Dukungan kepada pejabat yang berkompetisi dalam Pilkada ada banyak. Jika pejabat tersebut masih menjadi kepala daerah, maka program-program yang diminta disusun oleh pejabat di bawah kendalinya adalah program yang diharapkan akan bombastis, dan meningkatkan citra dan pamor kepala daerah tersebut menjelang dimulainya kompetisi.
Karena itu kita menyambut dengan baik keputusan pemerintah untuk dua hal. Pertama adalah melarang PNS mencalonkan diri sebagai kepala daerah. Banyak kepala daerah adalah seorang PNS, diantaranya Wali Kota Medan. Sebagai PNS, tentu akan ada kepentingan bagi para pejabat untuk tetap mempengaruhi bawahannya, karena mereka yang berkompetisi biasanya adalah pejabat yang sudah cukup senior.
Larangan kedua adalah sebagaimana disampaikan oleh Gubsu Gatot Pujo Nugroho, sekretaris daerah baik kabupaten maupun kota tidak diijinkan menjadi Pjs bupati/wali kota yang akan berakhir masa tugasnya di tahun 2015 ini karena penyelenggaraan Pilkada. Dengan demikian, Pjs kepala daerah akan diambil dari jajaran pejabat teras Pemprovsu yang tidak ikut berkompetisi.

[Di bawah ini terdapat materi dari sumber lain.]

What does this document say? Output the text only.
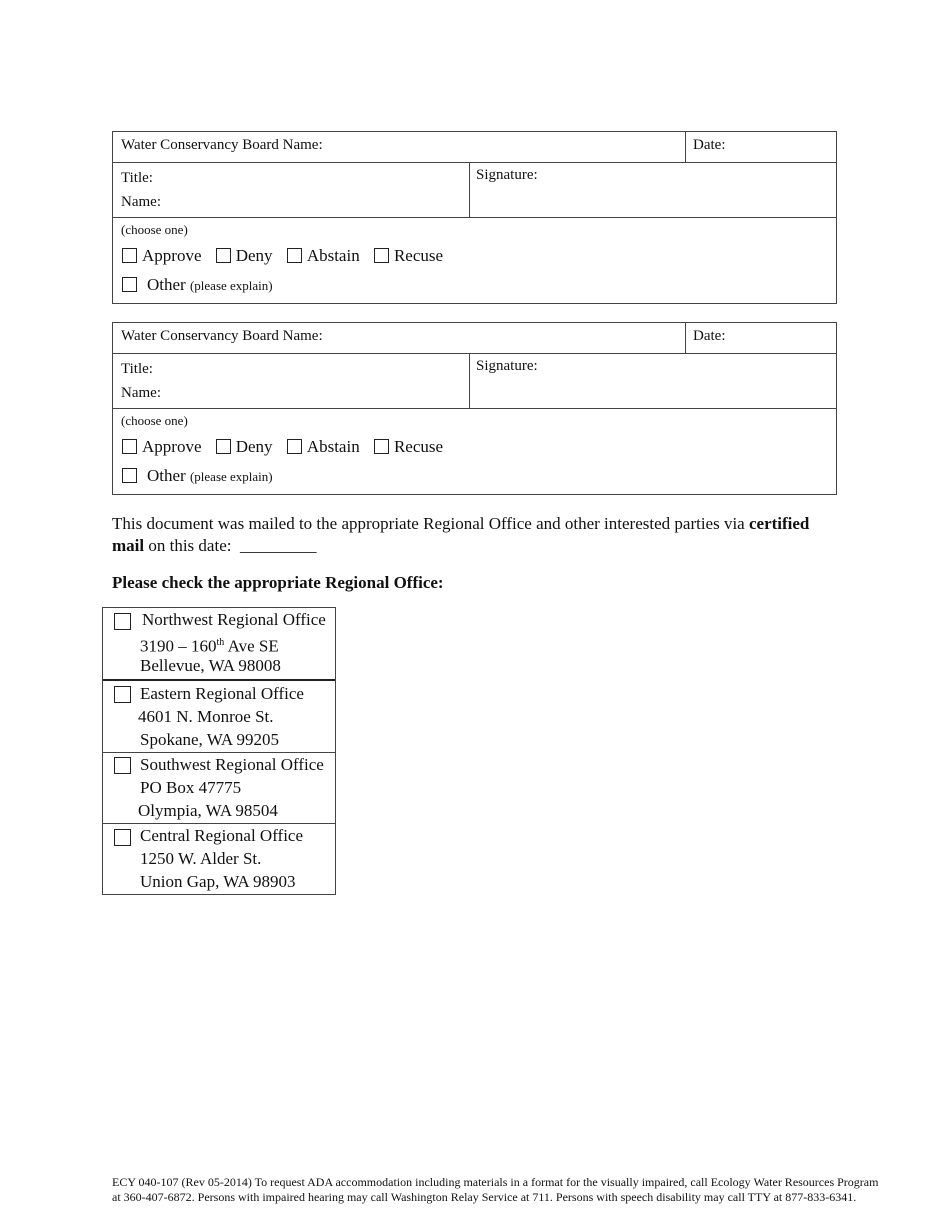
Water Conservancy Board Name:	Date:
Title:
Name:
Signature:
(choose one)
Approve Deny Abstain Recuse
Other (please explain)
Water Conservancy Board Name:	Date:
Title:
Name:
Signature:
(choose one)
Approve Deny Abstain Recuse
Other (please explain)
This document was mailed to the appropriate Regional Office and other interested parties via certified mail on this date: _________
Please check the appropriate Regional Office:
Northwest Regional Office
3190 – 160th Ave SE
Bellevue, WA 98008
Eastern Regional Office
4601 N. Monroe St.
Spokane, WA 99205
Southwest Regional Office
PO Box 47775
Olympia, WA 98504
Central Regional Office
1250 W. Alder St.
Union Gap, WA 98903
ECY 040-107 (Rev 05-2014) To request ADA accommodation including materials in a format for the visually impaired, call Ecology Water Resources Program
at 360-407-6872. Persons with impaired hearing may call Washington Relay Service at 711. Persons with speech disability may call TTY at 877-833-6341.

Kedua larangan tersebut memang untuk menjadikan kompetisi Pilkada menjadi fairplay. Selama ini, misalnya saja jika Sekda diangkat menjadi Pjs, maka incumbent akan memanfaatkan hal tersebut sebagai kesempatan untuk menggerakkan birokrasinya. Mengingat kewenangan Sekda cukup besar dan kemudian diangkat menjadi Pjs, maka potensi bagi incumbent untuk terpilih kembali sangatlah besar.

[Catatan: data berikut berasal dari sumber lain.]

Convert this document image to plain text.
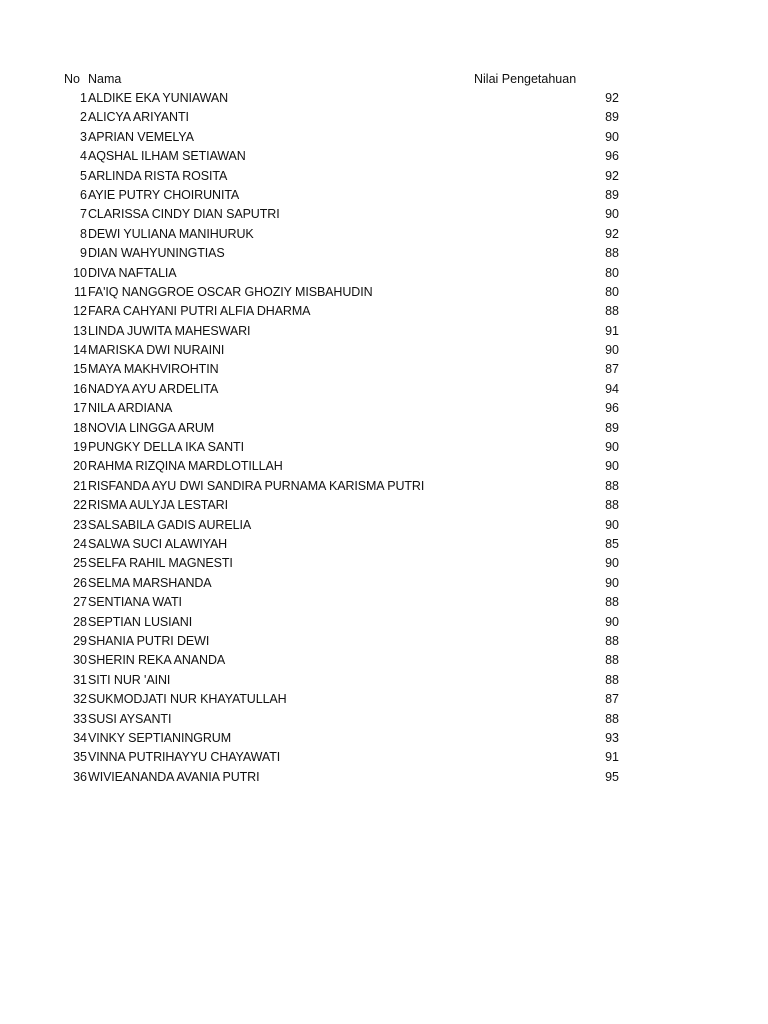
No Nama	Nilai Pengetahuan
1 ALDIKE EKA YUNIAWAN	92
2 ALICYA ARIYANTI	89
3 APRIAN VEMELYA	90
4 AQSHAL ILHAM SETIAWAN	96
5 ARLINDA RISTA ROSITA	92
6 AYIE PUTRY CHOIRUNITA	89
7 CLARISSA CINDY DIAN SAPUTRI	90
8 DEWI YULIANA MANIHURUK	92
9 DIAN WAHYUNINGTIAS	88
10 DIVA NAFTALIA	80
11 FA'IQ NANGGROE OSCAR GHOZIY MISBAHUDIN	80
12 FARA CAHYANI PUTRI ALFIA DHARMA	88
13 LINDA JUWITA MAHESWARI	91
14 MARISKA DWI NURAINI	90
15 MAYA MAKHVIROHTIN	87
16 NADYA AYU ARDELITA	94
17 NILA ARDIANA	96
18 NOVIA LINGGA ARUM	89
19 PUNGKY DELLA IKA SANTI	90
20 RAHMA RIZQINA MARDLOTILLAH	90
21 RISFANDA AYU DWI SANDIRA PURNAMA KARISMA PUTRI	88
22 RISMA AULYJA LESTARI	88
23 SALSABILA GADIS AURELIA	90
24 SALWA SUCI ALAWIYAH	85
25 SELFA RAHIL MAGNESTI	90
26 SELMA MARSHANDA	90
27 SENTIANA WATI	88
28 SEPTIAN LUSIANI	90
29 SHANIA PUTRI DEWI	88
30 SHERIN REKA ANANDA	88
31 SITI NUR 'AINI	88
32 SUKMODJATI NUR KHAYATULLAH	87
33 SUSI AYSANTI	88
34 VINKY SEPTIANINGRUM	93
35 VINNA PUTRIHAYYU CHAYAWATI	91
36 WIVIEANANDA AVANIA PUTRI	95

Banyak kepala daerah yang kemudian memilih Sekda sebagai Pjs karena memiliki kedekatan seperti ini. Ada semacam kerjasama terselubung untuk menjadikan Pjs yang adalah sebelumnya Sekda sebagai bumper kepentingan politik di daerah. Ini memang harus dicegah dengan melarang Sekda sebagai Pjs.
Namun kurang dari setahun sebelum dimulainya kompetisi, masih saja kita dengar aksi rotasi dan mutasi dilakukan oleh banyak kepala daerah yang ingin mencalonkan diri kembali. Memang kewenangannya adalah enam bulan terakhir. Tetapi rotasi dan mutasi ini kita duga untuk mendorong mereka yang loyal mengalokasikan kegiatan pada sesuatu yang menjadikan incumbent menjadi lebih populer di mata masyarakat. Sebut saja di beberapa daerah sekarang marak berbagai peresmian ini itu, penandatanganan ini itu dan pembukaan kegiatan ini itu. Kita kuatir bahwa hal-hal seperti ini justru hanya untuk tujuan menghabiskan dana APBD melalui SKPD yang loyalitasnya bisa dibeli dengan jabatan sebagai kepala dinas.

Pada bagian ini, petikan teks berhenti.